Sophie: Im Moment kooperieren wir mit einem öffentlichen Kunden. Da geht‘ es darum, wir sollte Tourismus aussehen, wenn er barrierefrei ist. Wenn ich z.B. eine Werbung habe und da wird jetzt zum Beispiel ein Urlaub empfohlen oder es ist ein instagram-Post und man möchte Deutschland als Urlaubsland in irgendeiner Form anpreisen ,dann ist die Frage, wie interessieren wir denn auch Menschen mit Behinderung für Deutschland als Tourismusland. Da reicht das vielleicht nicht ,wenn ich einfach nur ein Standardbild mit einer Bildbeschreibung poste „Das ist das Wattenmeer „. dann wäre vielleicht was anderes interessanter. Vielleicht, was kann zum Beispiel ein Mensch mit motorischer Behinderung an Aktivitäten am Wattenmeer durchführen oder wenn es Rundreisen gibt oder ähnliches, sind die barrierefrei.
Außerdem machen wir generell sehr viel mit barrierefreien Dokumenten und der Frage, wie wir dann spezifische Bilder auch so beschreiben dass sie dementsprechend ankommen. In einem anderen Projekt geht‘ es darum, wie man die Tagging Struktur von Dokumenten automatisiert erstellen lassen kann. Für diejenigen, die nichts mit digitaler Barrierefreiheit zu tun haben oder da einfach mal reinschnuppern wollen: Es ist ganz wichtig, dass wir ein PDF haben, das für die Barrierefreiheit jedes einzelne kleine Element von sich selbst aussagt, was es ist: Bin ich eine Überschrift, bin ich ein Bild das, nennt man Semantik. Diese Struktur muss man bis jetzt händisch hinterlegen. Das heißt, irgendjemand muss durchgehen und muss jedem Element zuordnen, was es ist. Word kann einem da helfen, beim Export ins PDF ist das noch nicht optimal. Unser Projekt ist, das Ganze zu automatisieren.
Ein weiteres Projekt, welches wir gerade haben: Ein Riesenproblem in der Barrierefreiheit ist, dass wir kaum Daten darüber haben, wie sich Menschen mit Behinderung durchs Netz bewegen, weil es Gott sei Dank ja auch nicht getrackt wird. Das führt aber dazu, dass wir gerade bei spezifischen Aussagen gar keine Möglichkeit haben abzuwägen, was wirklich am besten barrierefrei ist. Wir arbeiten an einem Projekt, wo wir die Daten, die wir haben nehmen und visualisieren und versuchen aufzubereiten, um darauf aufmerksam zu machen, wie wenig wir eigentlich wissen und wie wichtig es ist, aktiv Menschen mit Behinderung auch einzubinden. Ich weiß noch, Du hattest 2018 bei Microsoft einen Vortrag gehalten und du hattest davon gesprochen, wie wichtig es ist, dass man sich als Entwickler nicht einfach denkt, okay cool, das würde einer blinden Person helfen, sondern man sollte vielleicht davor mal mit einer blinden Person geredet haben,, ob das wirklich die beste Möglichkeit ist. Und darauf wollen wir aufmerksam machen, dass man viel mehr mit Menschen mit Behinderung darüber redet, was Sie wirklich brauchen und als barrierefrei erachten. Gerade aus der Entwickler Perspektive ist man da manchmal ein bisschen zu Wohlwollend und denkt, man weiß schon, was am Ende hilft.

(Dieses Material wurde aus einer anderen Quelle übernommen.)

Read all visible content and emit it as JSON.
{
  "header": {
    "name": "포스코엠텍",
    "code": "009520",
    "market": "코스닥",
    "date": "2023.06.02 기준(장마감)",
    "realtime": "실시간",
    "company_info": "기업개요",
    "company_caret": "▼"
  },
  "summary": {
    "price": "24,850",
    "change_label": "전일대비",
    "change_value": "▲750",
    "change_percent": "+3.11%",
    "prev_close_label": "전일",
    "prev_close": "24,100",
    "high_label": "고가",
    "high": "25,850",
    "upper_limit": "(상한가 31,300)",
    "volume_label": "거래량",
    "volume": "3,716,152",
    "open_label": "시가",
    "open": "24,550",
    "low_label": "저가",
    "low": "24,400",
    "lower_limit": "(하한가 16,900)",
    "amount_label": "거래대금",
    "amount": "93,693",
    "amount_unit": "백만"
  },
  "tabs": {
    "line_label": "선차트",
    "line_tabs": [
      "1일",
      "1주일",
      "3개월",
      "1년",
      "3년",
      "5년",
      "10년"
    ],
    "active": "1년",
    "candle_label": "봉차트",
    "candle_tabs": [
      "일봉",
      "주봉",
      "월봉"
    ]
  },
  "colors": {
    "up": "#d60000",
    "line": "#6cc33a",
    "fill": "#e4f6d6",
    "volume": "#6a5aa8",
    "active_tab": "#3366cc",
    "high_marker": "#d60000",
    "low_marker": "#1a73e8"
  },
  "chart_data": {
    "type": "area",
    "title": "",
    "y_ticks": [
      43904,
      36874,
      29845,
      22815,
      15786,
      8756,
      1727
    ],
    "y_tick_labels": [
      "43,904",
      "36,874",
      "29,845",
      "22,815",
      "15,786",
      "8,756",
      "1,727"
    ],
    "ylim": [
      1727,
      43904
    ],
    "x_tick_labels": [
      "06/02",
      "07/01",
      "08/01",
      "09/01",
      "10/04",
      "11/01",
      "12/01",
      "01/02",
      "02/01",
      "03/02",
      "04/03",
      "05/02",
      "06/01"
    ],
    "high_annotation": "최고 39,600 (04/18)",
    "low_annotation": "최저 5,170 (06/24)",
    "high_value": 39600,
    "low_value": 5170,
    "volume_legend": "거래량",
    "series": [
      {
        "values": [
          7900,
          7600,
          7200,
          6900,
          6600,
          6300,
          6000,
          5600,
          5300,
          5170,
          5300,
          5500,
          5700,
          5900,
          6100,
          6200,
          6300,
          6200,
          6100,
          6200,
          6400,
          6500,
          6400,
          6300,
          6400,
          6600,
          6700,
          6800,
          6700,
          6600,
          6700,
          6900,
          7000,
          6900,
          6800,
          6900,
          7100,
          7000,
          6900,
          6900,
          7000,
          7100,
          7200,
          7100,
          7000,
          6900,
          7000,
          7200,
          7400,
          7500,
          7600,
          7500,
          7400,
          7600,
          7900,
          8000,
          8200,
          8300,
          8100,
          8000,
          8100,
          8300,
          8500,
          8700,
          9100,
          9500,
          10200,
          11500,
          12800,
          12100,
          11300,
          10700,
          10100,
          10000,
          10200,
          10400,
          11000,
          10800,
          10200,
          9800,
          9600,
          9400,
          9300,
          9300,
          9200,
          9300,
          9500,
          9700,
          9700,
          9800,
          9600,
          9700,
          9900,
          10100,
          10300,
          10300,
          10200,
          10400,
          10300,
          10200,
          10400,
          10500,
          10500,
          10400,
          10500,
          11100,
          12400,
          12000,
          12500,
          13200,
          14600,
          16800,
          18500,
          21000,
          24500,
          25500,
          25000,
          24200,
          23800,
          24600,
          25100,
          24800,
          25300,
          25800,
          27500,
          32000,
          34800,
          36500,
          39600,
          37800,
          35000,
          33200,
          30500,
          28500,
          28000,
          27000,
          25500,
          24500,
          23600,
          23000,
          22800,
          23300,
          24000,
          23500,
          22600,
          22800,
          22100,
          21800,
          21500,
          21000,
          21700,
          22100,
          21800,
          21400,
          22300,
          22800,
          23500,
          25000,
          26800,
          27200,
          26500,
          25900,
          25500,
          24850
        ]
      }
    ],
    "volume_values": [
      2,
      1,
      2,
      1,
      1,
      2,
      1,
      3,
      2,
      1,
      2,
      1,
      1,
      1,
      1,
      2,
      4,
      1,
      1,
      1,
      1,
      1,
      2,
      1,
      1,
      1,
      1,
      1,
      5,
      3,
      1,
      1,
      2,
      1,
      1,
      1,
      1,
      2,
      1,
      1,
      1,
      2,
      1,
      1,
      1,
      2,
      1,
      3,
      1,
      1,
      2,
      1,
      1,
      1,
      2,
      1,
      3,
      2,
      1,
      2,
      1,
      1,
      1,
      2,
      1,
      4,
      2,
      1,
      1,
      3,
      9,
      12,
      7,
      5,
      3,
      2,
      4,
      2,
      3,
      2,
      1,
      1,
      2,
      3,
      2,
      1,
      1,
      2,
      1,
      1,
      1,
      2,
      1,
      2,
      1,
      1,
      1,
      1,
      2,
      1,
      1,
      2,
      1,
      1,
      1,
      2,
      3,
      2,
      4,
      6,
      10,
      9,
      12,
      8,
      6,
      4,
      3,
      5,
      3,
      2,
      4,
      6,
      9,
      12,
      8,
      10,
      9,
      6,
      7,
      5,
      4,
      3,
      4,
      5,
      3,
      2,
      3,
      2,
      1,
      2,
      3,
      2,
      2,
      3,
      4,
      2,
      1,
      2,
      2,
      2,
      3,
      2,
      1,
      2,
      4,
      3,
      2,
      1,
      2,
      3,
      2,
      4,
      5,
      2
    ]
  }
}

Herausforderung barrierefreie Dokumente

Domingos: Deine Kolleginnen und Du aus dem Netzwerk Silta.ai, ihr habt euch ja auf das Thema barrierefreie Dokumente spezialisiert. Welche Probleme stellen sich in diesem Bereich?

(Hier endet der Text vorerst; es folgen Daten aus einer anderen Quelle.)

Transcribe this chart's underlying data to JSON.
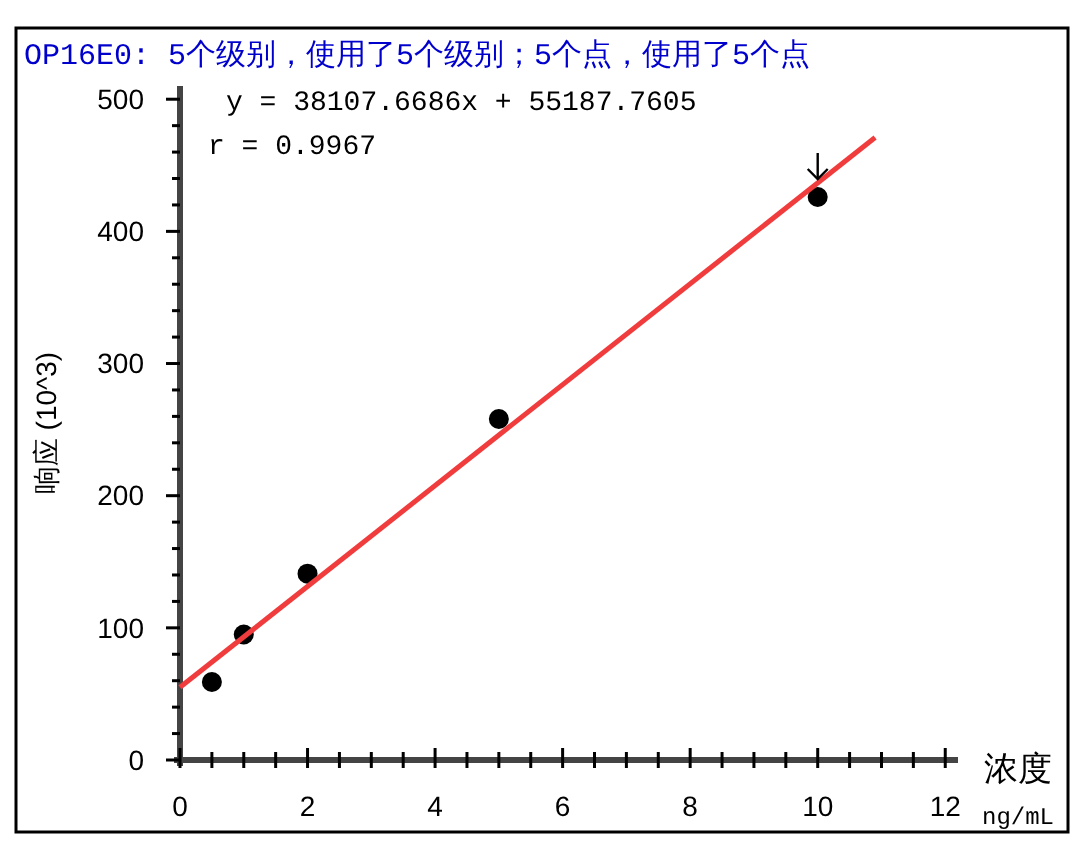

Sophie: Ich hatte es ja schon mal kurz angesprochen: Dieses Problem mit der Semantik. Und das ist bei PDFs wirklich so der Knackpunkt. Man muss so eine technische Struktur integrieren, die Elementen und Strukturen einen Sinn und einen Zweck gibt. Wo KI helfen kann oder allgemein einfach schlauer Algorithmen die selbstständig Entscheidungen treffen können ist bei der Frage, wenn ich zum Beispiel verschiedene Überschriften habe und eine davon zum Beispiel in Schriftgröße 26 grün und fett gedruckt und eine andere ist in Schriftgröße 20 auch grün und nicht fett gedruckt. Eine KI könnte sich das anschauen und dann entscheiden, das eine ist vielleicht eine Überschrift und das andere ein Titel und so weiter.
Im Großen und Ganzen sind Infografiken und vor allem Grafiken, die für blinde Menschen beschrieben werden sollten im allgemeinen ein Problem. Da können Bilderkennungs-Systeme in Zukunft helfen. Eine Sache, die bei Dokumenten wichtiger ist als zum Beispiel im Web. Im Web sind Inhalt und Design streng getrennt. Das heißt, Inhalte werden durch das HTML weitergegeben, das Design wird über CSS gemacht. In PDF ist das aktuell schwieriger. Sie müssen häufig händisch getaggt werden, wir arbeiten an einer Lösung, um das zu automatisieren.
Weil du das Thema Probleme angesprochen hast. Ein wichtiges Thema ist auch das automatisierte Prüfen von PDFs auf Barrierefreiheit. Es gibt zwar Werkzeuge dafür, die aber aktuell nicht brauchbar sind.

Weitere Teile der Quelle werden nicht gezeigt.